If only she had agreed to work with Ralph Teeter. If only Jack hadn’t come home early.
If only she had done the grocery shopping instead of the laundry.
Strange days, indeed.
2
WHEN BAD THINGS happen, people often leave town. Also, they turn to their families. Nina’s brother, Matt, lived at Lake Tahoe, and he had a spare room. They drove there the next day.
She was pretending, for Bobby’s sake, that she was her usual self.
They ate lunch just north of Sacramento, at a big barn called Schulz’s, one of those self-consciously old-fashioned stores where you could buy candy straight from bins filled with licorice, saltwater taffy, and caramel corn. They ordered huge hamburgers. Bobby left most of his, cadged a pocketful of change, and dove into the noisy adjacent room with its kiddie rides and video games.
Nina sat at a nearby table, reading the news while she ate french fries. The governor wanted to cut welfare again and siphon off still more money earmarked for public schools— not bad enough for California to be next to last in spending on schools out of the fifty states. The deficit was worse than the legislative analysts had ever dreamed, at least before the election. Car-jackings were up; Apple Computer stock was way down. Still reeling from a series of earthquakes, fires, and coastal mudslides, California wasn’t recovering from the recession.

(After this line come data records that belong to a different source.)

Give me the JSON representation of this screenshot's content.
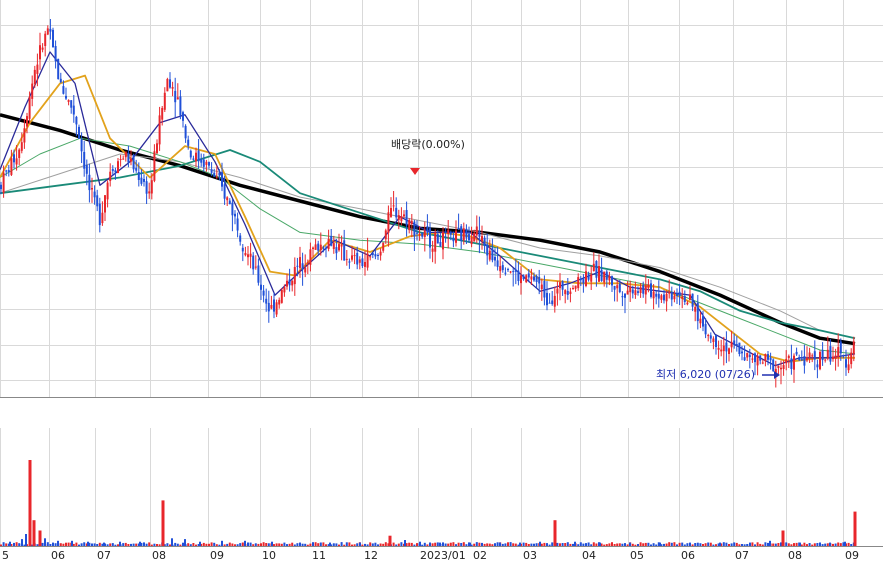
{
  "chart_data": {
    "type": "candlestick",
    "colors": {
      "up": "#e8262b",
      "down": "#2050d8",
      "ma_black": "#000000",
      "ma_gray": "#a0a0a0",
      "ma_teal": "#1a8a78",
      "ma_green": "#4aa868",
      "ma_orange": "#e2a21c",
      "ma_navy": "#2a2a9a",
      "ma_purple": "#9a4ab0",
      "volume_up": "#e8262b",
      "volume_down": "#2050d8"
    },
    "x_labels": [
      "5",
      "06",
      "07",
      "08",
      "09",
      "10",
      "11",
      "12",
      "2023/01",
      "02",
      "03",
      "04",
      "05",
      "06",
      "07",
      "08",
      "09"
    ],
    "price_series": [
      {
        "t": 0,
        "v": 8400
      },
      {
        "t": 20,
        "v": 8900
      },
      {
        "t": 35,
        "v": 9900
      },
      {
        "t": 48,
        "v": 10400
      },
      {
        "t": 60,
        "v": 9700
      },
      {
        "t": 75,
        "v": 9300
      },
      {
        "t": 90,
        "v": 8300
      },
      {
        "t": 100,
        "v": 8000
      },
      {
        "t": 110,
        "v": 8600
      },
      {
        "t": 125,
        "v": 8800
      },
      {
        "t": 140,
        "v": 8500
      },
      {
        "t": 150,
        "v": 8300
      },
      {
        "t": 158,
        "v": 9100
      },
      {
        "t": 168,
        "v": 9800
      },
      {
        "t": 178,
        "v": 9500
      },
      {
        "t": 190,
        "v": 8800
      },
      {
        "t": 205,
        "v": 8700
      },
      {
        "t": 220,
        "v": 8400
      },
      {
        "t": 232,
        "v": 8100
      },
      {
        "t": 245,
        "v": 7600
      },
      {
        "t": 258,
        "v": 7200
      },
      {
        "t": 270,
        "v": 6800
      },
      {
        "t": 285,
        "v": 7100
      },
      {
        "t": 300,
        "v": 7400
      },
      {
        "t": 315,
        "v": 7600
      },
      {
        "t": 330,
        "v": 7700
      },
      {
        "t": 345,
        "v": 7500
      },
      {
        "t": 360,
        "v": 7400
      },
      {
        "t": 378,
        "v": 7500
      },
      {
        "t": 392,
        "v": 8100
      },
      {
        "t": 405,
        "v": 8000
      },
      {
        "t": 418,
        "v": 7800
      },
      {
        "t": 430,
        "v": 7700
      },
      {
        "t": 445,
        "v": 7700
      },
      {
        "t": 460,
        "v": 7750
      },
      {
        "t": 475,
        "v": 7850
      },
      {
        "t": 490,
        "v": 7500
      },
      {
        "t": 505,
        "v": 7400
      },
      {
        "t": 520,
        "v": 7200
      },
      {
        "t": 535,
        "v": 7200
      },
      {
        "t": 548,
        "v": 6950
      },
      {
        "t": 562,
        "v": 7100
      },
      {
        "t": 576,
        "v": 7150
      },
      {
        "t": 590,
        "v": 7300
      },
      {
        "t": 605,
        "v": 7250
      },
      {
        "t": 620,
        "v": 7050
      },
      {
        "t": 635,
        "v": 7100
      },
      {
        "t": 650,
        "v": 7050
      },
      {
        "t": 665,
        "v": 7000
      },
      {
        "t": 680,
        "v": 7050
      },
      {
        "t": 695,
        "v": 6800
      },
      {
        "t": 710,
        "v": 6450
      },
      {
        "t": 725,
        "v": 6350
      },
      {
        "t": 740,
        "v": 6300
      },
      {
        "t": 752,
        "v": 6150
      },
      {
        "t": 765,
        "v": 6150
      },
      {
        "t": 778,
        "v": 6080
      },
      {
        "t": 790,
        "v": 6150
      },
      {
        "t": 805,
        "v": 6200
      },
      {
        "t": 820,
        "v": 6200
      },
      {
        "t": 835,
        "v": 6250
      },
      {
        "t": 848,
        "v": 6150
      },
      {
        "t": 855,
        "v": 6500
      }
    ],
    "moving_averages": [
      {
        "color_key": "ma_black",
        "width": 3.5,
        "points": [
          [
            0,
            9300
          ],
          [
            60,
            9100
          ],
          [
            120,
            8850
          ],
          [
            180,
            8650
          ],
          [
            240,
            8400
          ],
          [
            300,
            8200
          ],
          [
            360,
            8000
          ],
          [
            420,
            7850
          ],
          [
            480,
            7800
          ],
          [
            540,
            7700
          ],
          [
            600,
            7550
          ],
          [
            660,
            7300
          ],
          [
            720,
            7000
          ],
          [
            780,
            6650
          ],
          [
            820,
            6450
          ],
          [
            855,
            6380
          ]
        ]
      },
      {
        "color_key": "ma_gray",
        "width": 1,
        "points": [
          [
            0,
            8300
          ],
          [
            60,
            8550
          ],
          [
            120,
            8800
          ],
          [
            180,
            8700
          ],
          [
            240,
            8500
          ],
          [
            300,
            8250
          ],
          [
            360,
            8100
          ],
          [
            420,
            7950
          ],
          [
            480,
            7800
          ],
          [
            540,
            7600
          ],
          [
            600,
            7500
          ],
          [
            660,
            7350
          ],
          [
            720,
            7100
          ],
          [
            780,
            6800
          ],
          [
            820,
            6550
          ],
          [
            855,
            6450
          ]
        ]
      },
      {
        "color_key": "ma_teal",
        "width": 1.8,
        "points": [
          [
            0,
            8300
          ],
          [
            60,
            8400
          ],
          [
            120,
            8500
          ],
          [
            180,
            8650
          ],
          [
            230,
            8850
          ],
          [
            260,
            8700
          ],
          [
            300,
            8300
          ],
          [
            360,
            8050
          ],
          [
            420,
            7800
          ],
          [
            480,
            7650
          ],
          [
            540,
            7500
          ],
          [
            600,
            7350
          ],
          [
            660,
            7200
          ],
          [
            700,
            7050
          ],
          [
            740,
            6800
          ],
          [
            780,
            6650
          ],
          [
            820,
            6550
          ],
          [
            855,
            6450
          ]
        ]
      },
      {
        "color_key": "ma_green",
        "width": 1,
        "points": [
          [
            0,
            8500
          ],
          [
            40,
            8800
          ],
          [
            80,
            9000
          ],
          [
            130,
            8900
          ],
          [
            180,
            8700
          ],
          [
            220,
            8500
          ],
          [
            260,
            8100
          ],
          [
            300,
            7800
          ],
          [
            360,
            7700
          ],
          [
            420,
            7650
          ],
          [
            480,
            7550
          ],
          [
            540,
            7400
          ],
          [
            600,
            7250
          ],
          [
            660,
            7100
          ],
          [
            700,
            6900
          ],
          [
            740,
            6700
          ],
          [
            780,
            6500
          ],
          [
            820,
            6300
          ],
          [
            855,
            6250
          ]
        ]
      },
      {
        "color_key": "ma_orange",
        "width": 1.8,
        "points": [
          [
            0,
            8500
          ],
          [
            30,
            9200
          ],
          [
            60,
            9700
          ],
          [
            85,
            9800
          ],
          [
            110,
            9000
          ],
          [
            150,
            8500
          ],
          [
            185,
            8900
          ],
          [
            215,
            8800
          ],
          [
            245,
            8000
          ],
          [
            270,
            7300
          ],
          [
            295,
            7250
          ],
          [
            330,
            7700
          ],
          [
            370,
            7550
          ],
          [
            410,
            7750
          ],
          [
            440,
            7800
          ],
          [
            470,
            7750
          ],
          [
            500,
            7600
          ],
          [
            540,
            7200
          ],
          [
            580,
            7150
          ],
          [
            620,
            7150
          ],
          [
            660,
            7100
          ],
          [
            700,
            6850
          ],
          [
            730,
            6550
          ],
          [
            760,
            6250
          ],
          [
            790,
            6150
          ],
          [
            820,
            6200
          ],
          [
            855,
            6200
          ]
        ]
      },
      {
        "color_key": "ma_navy",
        "width": 1.3,
        "points": [
          [
            0,
            8600
          ],
          [
            25,
            9400
          ],
          [
            50,
            10100
          ],
          [
            75,
            9700
          ],
          [
            100,
            8400
          ],
          [
            130,
            8700
          ],
          [
            160,
            9200
          ],
          [
            185,
            9300
          ],
          [
            215,
            8700
          ],
          [
            245,
            7900
          ],
          [
            275,
            7000
          ],
          [
            300,
            7300
          ],
          [
            335,
            7700
          ],
          [
            370,
            7500
          ],
          [
            400,
            8000
          ],
          [
            430,
            7800
          ],
          [
            470,
            7800
          ],
          [
            500,
            7500
          ],
          [
            540,
            7050
          ],
          [
            570,
            7150
          ],
          [
            600,
            7300
          ],
          [
            630,
            7100
          ],
          [
            660,
            7050
          ],
          [
            690,
            7000
          ],
          [
            715,
            6500
          ],
          [
            745,
            6300
          ],
          [
            775,
            6100
          ],
          [
            800,
            6200
          ],
          [
            830,
            6200
          ],
          [
            855,
            6250
          ]
        ]
      }
    ],
    "volume": {
      "max": 100,
      "spikes": [
        {
          "t": 30,
          "v": 100
        },
        {
          "t": 34,
          "v": 30
        },
        {
          "t": 40,
          "v": 18
        },
        {
          "t": 163,
          "v": 53
        },
        {
          "t": 390,
          "v": 12
        },
        {
          "t": 555,
          "v": 30
        },
        {
          "t": 783,
          "v": 18
        },
        {
          "t": 855,
          "v": 40
        }
      ],
      "base": [
        {
          "t": 10,
          "v": 5
        },
        {
          "t": 22,
          "v": 8
        },
        {
          "t": 26,
          "v": 14
        },
        {
          "t": 45,
          "v": 9
        },
        {
          "t": 58,
          "v": 6
        },
        {
          "t": 72,
          "v": 6
        },
        {
          "t": 88,
          "v": 5
        },
        {
          "t": 104,
          "v": 4
        },
        {
          "t": 120,
          "v": 5
        },
        {
          "t": 140,
          "v": 5
        },
        {
          "t": 172,
          "v": 9
        },
        {
          "t": 185,
          "v": 8
        },
        {
          "t": 200,
          "v": 5
        },
        {
          "t": 222,
          "v": 6
        },
        {
          "t": 245,
          "v": 6
        },
        {
          "t": 272,
          "v": 5
        },
        {
          "t": 300,
          "v": 4
        },
        {
          "t": 330,
          "v": 4
        },
        {
          "t": 360,
          "v": 4
        },
        {
          "t": 405,
          "v": 7
        },
        {
          "t": 420,
          "v": 5
        },
        {
          "t": 440,
          "v": 4
        },
        {
          "t": 470,
          "v": 4
        },
        {
          "t": 500,
          "v": 4
        },
        {
          "t": 520,
          "v": 4
        },
        {
          "t": 540,
          "v": 5
        },
        {
          "t": 575,
          "v": 5
        },
        {
          "t": 600,
          "v": 4
        },
        {
          "t": 630,
          "v": 4
        },
        {
          "t": 660,
          "v": 4
        },
        {
          "t": 690,
          "v": 4
        },
        {
          "t": 720,
          "v": 4
        },
        {
          "t": 750,
          "v": 4
        },
        {
          "t": 770,
          "v": 6
        },
        {
          "t": 800,
          "v": 4
        },
        {
          "t": 830,
          "v": 4
        },
        {
          "t": 845,
          "v": 5
        }
      ]
    },
    "price_range": [
      5700,
      10700
    ]
  },
  "annotations": {
    "dividend_label": "배당락(0.00%)",
    "low_label": "최저 6,020 (07/26)"
  }
}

The second section told the horror stories, the ones about stalkers and molesters and new carcinogens found in the diet. Money and the environment and the pervasive aura of violence. Same old shit, Jack would say. You couldn’t take these things personally; they occurred on too vast a scale. Was the Golden State named for the Gold Rush or its dry, golden hillsides, she thought, zipping to the comic section, purposely redirecting her thoughts.
Her eyes fell upon Madame Zelda with her crystal ball, sitting in a dusty trance in her glass cabinet a few feet away. She got up and dropped in a quarter. Zelda’s face lit up under the ragged scarf. The machine hiccuped and a yellowed card dropped into the slot.